China will implement security checks on overseas listings


China’s Internet regulator said on Saturday that large Chinese companies with more than 1 million user data will need to pass security reviews before issuing shares on overseas stock exchanges.

Less than a week before the State Council, the Cabinet of China, and the Central Committee of the Communist Party of China expressed the need for a new regulatory system to regulate overseas listings, the State Internet Information Office of China released the news. Previously, overseas listings were not subject to strict government supervision.

Xi Jinping’s government cares most about listing United StatesAccording to Dealogic, more than 30 Chinese companies raised a record US$12.4 billion in the first half of this year.

CAC’s decree confirms its strong entity status under the emerging regulatory system for overseas listings in China. The regulator will notify IPO applicants within 60 working days if they pass the data security review, but if there are disagreements, the process may take twice as long.

On July 2, China’s Internet regulator notified Didi Chuxing, China’s largest online car-hailing group, to stop registering new users. Data security reasonsJust days after it completed its $4.4 billion IPO on the New York Stock Exchange.

CAC had hoped that Didi would at least postpone its IPO in the United States, but had no legal power to force it to do so.Regulators are concerned about the group’s data, including location Information on sensitive government buildings and facilities can be obtained by foreign regulatory agencies.

The United States has passed legislation to force foreign companies to comply with domestic audits within three years, otherwise they will face forced delisting, but Beijing has ordered Chinese companies not to do so. U.S. politicians pointed out that the Didi incident was a reason to strengthen supervision of Chinese companies listed in New York.

Didi shares fell more than 20% On Tuesday, they traded on the first day after CAC’s intervention.

Last Sunday, CAC also banned the download of the main application of the car-hailing group.
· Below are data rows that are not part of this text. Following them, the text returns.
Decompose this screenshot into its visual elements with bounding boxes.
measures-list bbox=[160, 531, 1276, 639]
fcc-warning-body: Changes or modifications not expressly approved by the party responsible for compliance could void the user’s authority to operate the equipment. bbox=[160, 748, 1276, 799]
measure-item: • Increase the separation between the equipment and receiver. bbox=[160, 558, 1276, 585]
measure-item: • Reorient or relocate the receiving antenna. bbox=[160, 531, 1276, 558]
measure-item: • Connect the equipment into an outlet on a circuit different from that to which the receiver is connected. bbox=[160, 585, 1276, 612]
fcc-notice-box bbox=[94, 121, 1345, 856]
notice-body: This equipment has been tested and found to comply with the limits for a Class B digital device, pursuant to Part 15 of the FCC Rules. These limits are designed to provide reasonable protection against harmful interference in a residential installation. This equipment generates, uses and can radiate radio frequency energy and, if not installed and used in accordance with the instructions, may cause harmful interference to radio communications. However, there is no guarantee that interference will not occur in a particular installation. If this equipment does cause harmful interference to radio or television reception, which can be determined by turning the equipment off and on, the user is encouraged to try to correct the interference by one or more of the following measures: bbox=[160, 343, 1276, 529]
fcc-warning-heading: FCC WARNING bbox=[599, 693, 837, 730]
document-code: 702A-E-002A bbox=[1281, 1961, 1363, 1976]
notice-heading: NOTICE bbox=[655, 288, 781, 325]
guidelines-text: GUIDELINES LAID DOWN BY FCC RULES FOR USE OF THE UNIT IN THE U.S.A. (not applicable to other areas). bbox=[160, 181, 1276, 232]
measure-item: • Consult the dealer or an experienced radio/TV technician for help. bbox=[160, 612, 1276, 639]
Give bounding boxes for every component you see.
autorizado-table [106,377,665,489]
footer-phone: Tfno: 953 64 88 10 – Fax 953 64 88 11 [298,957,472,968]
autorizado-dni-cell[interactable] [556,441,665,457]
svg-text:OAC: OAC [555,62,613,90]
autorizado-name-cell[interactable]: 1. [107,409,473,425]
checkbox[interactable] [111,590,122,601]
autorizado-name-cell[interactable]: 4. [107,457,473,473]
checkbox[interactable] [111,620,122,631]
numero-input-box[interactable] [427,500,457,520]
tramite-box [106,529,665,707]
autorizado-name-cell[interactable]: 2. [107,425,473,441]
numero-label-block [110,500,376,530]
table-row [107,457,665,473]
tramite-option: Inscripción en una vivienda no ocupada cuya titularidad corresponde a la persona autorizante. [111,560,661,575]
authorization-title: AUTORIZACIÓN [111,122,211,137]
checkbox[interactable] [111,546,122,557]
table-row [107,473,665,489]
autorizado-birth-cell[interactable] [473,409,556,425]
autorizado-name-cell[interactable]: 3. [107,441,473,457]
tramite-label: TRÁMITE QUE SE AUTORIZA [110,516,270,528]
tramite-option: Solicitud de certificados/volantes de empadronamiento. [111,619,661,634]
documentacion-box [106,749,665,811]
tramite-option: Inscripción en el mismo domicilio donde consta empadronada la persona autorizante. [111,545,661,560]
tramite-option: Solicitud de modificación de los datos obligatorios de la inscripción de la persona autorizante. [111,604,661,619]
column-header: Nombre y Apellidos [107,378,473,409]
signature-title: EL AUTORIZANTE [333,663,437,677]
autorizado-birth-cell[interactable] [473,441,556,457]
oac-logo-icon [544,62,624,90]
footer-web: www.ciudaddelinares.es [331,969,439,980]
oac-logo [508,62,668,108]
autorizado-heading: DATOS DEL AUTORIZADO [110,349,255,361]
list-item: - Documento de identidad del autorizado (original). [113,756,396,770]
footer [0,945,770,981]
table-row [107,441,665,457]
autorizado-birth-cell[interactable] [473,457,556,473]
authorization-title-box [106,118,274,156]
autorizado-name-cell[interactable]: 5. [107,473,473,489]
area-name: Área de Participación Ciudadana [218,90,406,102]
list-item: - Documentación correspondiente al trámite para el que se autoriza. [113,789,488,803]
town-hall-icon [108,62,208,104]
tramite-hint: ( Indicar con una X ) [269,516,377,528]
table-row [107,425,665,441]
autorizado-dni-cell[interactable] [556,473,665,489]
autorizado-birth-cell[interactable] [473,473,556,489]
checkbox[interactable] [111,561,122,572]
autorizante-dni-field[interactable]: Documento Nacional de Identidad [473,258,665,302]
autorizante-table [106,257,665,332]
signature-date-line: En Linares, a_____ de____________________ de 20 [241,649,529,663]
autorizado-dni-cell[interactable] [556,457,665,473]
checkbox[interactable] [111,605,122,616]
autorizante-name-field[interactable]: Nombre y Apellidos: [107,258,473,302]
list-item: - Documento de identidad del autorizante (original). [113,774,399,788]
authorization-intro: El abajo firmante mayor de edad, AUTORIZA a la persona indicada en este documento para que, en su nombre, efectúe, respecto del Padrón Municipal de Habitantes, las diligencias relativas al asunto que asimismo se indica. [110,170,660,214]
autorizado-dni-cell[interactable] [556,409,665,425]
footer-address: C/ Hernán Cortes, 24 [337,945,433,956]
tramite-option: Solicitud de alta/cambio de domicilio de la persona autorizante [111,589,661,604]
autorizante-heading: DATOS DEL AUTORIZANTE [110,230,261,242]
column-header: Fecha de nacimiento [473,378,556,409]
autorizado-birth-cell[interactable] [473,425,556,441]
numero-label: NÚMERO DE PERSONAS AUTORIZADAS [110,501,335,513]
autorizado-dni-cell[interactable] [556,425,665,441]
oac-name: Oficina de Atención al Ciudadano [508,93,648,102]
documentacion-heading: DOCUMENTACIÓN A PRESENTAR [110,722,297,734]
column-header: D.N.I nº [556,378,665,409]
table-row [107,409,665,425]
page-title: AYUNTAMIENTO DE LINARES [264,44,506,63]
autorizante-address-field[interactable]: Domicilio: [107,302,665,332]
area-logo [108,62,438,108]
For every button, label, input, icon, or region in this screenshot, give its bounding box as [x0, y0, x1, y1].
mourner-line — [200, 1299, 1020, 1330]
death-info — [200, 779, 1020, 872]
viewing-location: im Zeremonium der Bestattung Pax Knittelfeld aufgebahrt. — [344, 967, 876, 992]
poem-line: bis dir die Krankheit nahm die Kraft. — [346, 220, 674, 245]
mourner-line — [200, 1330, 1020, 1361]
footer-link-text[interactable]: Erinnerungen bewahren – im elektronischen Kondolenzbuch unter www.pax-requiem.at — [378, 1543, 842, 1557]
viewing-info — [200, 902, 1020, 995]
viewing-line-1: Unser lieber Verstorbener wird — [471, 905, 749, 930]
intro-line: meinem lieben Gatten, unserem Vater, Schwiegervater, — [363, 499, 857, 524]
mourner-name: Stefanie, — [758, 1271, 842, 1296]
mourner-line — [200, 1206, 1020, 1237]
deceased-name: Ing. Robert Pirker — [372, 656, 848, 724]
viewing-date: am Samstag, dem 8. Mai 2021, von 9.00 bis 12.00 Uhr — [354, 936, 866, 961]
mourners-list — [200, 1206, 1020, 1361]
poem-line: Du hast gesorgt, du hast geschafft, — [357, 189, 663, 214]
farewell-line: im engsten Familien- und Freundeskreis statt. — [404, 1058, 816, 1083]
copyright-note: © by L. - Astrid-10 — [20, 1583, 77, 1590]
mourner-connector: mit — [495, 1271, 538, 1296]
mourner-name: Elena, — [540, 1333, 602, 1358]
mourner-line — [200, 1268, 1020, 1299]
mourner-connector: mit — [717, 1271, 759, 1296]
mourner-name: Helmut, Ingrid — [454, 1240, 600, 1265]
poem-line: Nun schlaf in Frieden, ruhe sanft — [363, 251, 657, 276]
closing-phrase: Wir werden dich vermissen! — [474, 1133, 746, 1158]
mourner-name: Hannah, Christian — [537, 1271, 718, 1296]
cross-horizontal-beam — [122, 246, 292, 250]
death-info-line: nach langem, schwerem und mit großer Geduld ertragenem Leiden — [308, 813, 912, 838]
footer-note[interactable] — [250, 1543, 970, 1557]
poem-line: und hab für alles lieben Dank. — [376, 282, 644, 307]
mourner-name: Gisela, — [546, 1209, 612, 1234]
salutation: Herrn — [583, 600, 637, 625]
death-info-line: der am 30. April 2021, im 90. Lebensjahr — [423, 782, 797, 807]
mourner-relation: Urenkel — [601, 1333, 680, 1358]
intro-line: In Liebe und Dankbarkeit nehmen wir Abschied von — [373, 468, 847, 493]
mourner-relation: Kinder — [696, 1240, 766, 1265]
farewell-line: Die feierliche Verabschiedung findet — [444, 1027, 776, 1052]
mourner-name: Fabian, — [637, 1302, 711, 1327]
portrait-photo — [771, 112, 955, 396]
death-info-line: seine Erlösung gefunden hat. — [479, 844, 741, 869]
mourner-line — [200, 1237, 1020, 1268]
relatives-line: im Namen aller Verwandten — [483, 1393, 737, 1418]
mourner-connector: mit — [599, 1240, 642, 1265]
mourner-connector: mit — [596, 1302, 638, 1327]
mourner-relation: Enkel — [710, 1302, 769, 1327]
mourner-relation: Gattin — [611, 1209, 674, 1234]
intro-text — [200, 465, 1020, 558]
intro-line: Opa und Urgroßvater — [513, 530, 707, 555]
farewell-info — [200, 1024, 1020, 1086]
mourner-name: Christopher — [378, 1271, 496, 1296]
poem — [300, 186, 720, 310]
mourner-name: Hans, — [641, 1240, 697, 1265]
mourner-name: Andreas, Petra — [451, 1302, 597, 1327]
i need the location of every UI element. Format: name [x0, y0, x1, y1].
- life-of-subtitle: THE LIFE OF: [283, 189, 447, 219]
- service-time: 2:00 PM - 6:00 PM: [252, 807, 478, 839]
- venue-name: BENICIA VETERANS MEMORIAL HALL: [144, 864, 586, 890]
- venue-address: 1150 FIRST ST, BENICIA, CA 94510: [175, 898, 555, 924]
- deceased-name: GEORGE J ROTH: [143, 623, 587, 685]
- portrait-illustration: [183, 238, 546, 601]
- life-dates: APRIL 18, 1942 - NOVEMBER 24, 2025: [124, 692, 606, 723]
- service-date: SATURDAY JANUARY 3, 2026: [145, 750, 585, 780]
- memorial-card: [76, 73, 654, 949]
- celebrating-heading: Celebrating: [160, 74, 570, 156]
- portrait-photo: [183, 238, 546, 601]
The night before, it extended the ban to another 25 Didi-related apps.

As another sign of increasing pressure on Chinese technology giants, Chinese market regulators also rejected Tencent’s proposed merger on Saturday, which would create a dominant video game streaming media operator.

The State Administration for Market Regulation said the merger of two US-listed Tencent subsidiaries Douyu and Huya will create an entity that controls more than 70% of the market.

Tencent also operates the popular WeChat messaging app and one of China’s largest online payment services. It proposed a merger in October, just a few weeks before the Xi Jinping government blocked the $37 billion initial public offering of Jack Ma’s Internet finance platform. Ant Group, It will be the largest ever. The combined market value of Douyu and Huya is US$5.3 billion.

The blockade of Ant Financial’s IPO is the first wave of a widespread crackdown that has put technology giants including Jack Ma’s e-commerce flagship, Alibaba, Tencent and Didi into trouble.

Tencent, the third largest shareholder of Didi, with a 6.8% stake, said that it has accepted the regulator’s decision on the merger of Douyu Huya and will “fulfil our social responsibility.” Tencent has previously been fined for failing to seek regulatory approval for certain acquisitions.

Scott Yu, an antitrust expert at Beijing Zhonglun Law Firm, said that this is the first time that a market regulator has blocked a domestic merger. “This will make other companies more cautious when evaluating antitrust prospects,” he said.

Despite the blow, Tencent’s business is still booming.25% year-on-year growth in the first quarter is better than expected increase Revenue reached 135 billion yuan (US$20.8 billion).